Я понимаю, что это привет от моей дочки Лоры.

Я несмело беру карамельку. Наши пальцы почти не касаются. Разворачиваем почти синхронно, шуршат фантики. Закидываем карамельки в рот. Вкус детства — сладкий, с кислинкой.

Слава смотрит в сторону окна, жует, его челюсть напряженно двигается.

— Никто сыновей не бросал, Карина. Ты поступила на тот момент правильно.

Я замираю, перестаю дышать. Сахар тает на языке.

— Ты дала мальчикам свободу действия. Не нагнетала в них чувство вины перед тобой. Не истерила, не бегала и не требовала у них быть рядом с ней вопреки их воле и капризам. На тот момент они должны были остаться со мной. Потому что я был им нужен.

— А почему я не была нужна? — спрашиваю я, и голос мой — тонкий, надтреснутый шепот, полный старой, невысказанной боли.

Он поворачивается ко мне. Серьезно смотрит. Вздыхает, и в этом вздохе — тяжесть всех прошедших лет.

— Возраст такой. Характер такой.

Он замолкает, будто подбирая слова, которые не ранят. Но они всё равно будут ранить. Правда всегда ранит.

— И скажи мне, — его голос становится тише, но тверже, — неужели ты думаешь, что если бы ты подняла активную деятельность по возвращению сыновей под своё крылышко, то всё сложилось бы куда лучше, чем сейчас? Неужели ты думаешь, что твои попытки напомнить им, что ты их мать и что у них есть перед тобой ответственность, помогла бы им стать теми, кто они сейчас есть?
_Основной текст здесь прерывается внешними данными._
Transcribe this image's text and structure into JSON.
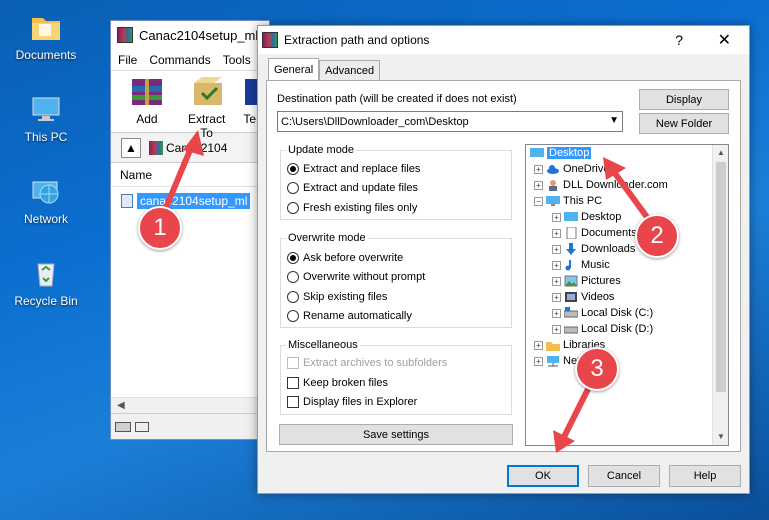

Или, может, они совсем уж пошли вразнос, почуяв в тебе слабость? А в тебе не было слабости.

От этих слов внутри всё обрывается. Воздух перестает поступать в легкие. Я всхлипываю, по щеке катится предательская слеза — горячая, соленая. Я резко смахиваю ее тыльной стороной ладони.

— Я ничего не понимаю… — шепчу я, и это признание вырывается из самой глубины души, из того темного угла, где годами копилась неуверенность и страх.

И тогда Слава касается линии моей челюсти. Его пальцы теплые, шершавые. Он мягко, но настойчиво поворачивает мое лицо к себе. Заставляет встретиться взглядом.

— Мальчики знали, — говорит он тихо, проникновенно, вглядываясь в меня, будто хочет вложить эти слова прямо в душу. — Они знали, что в любой момент могут вернуться к тебе. И что ты их ждёшь. И днём, и ночью. Зимой и летом, весной и осенью. Злыми, весёлыми, здоровыми, больными… любыми. Ты их ждала. Ты бы их приняла. И у них была эта вера.

Он делает паузу. Долгую, тягучую. И в этой паузе я слышу нечто новое, страшное и неожиданное.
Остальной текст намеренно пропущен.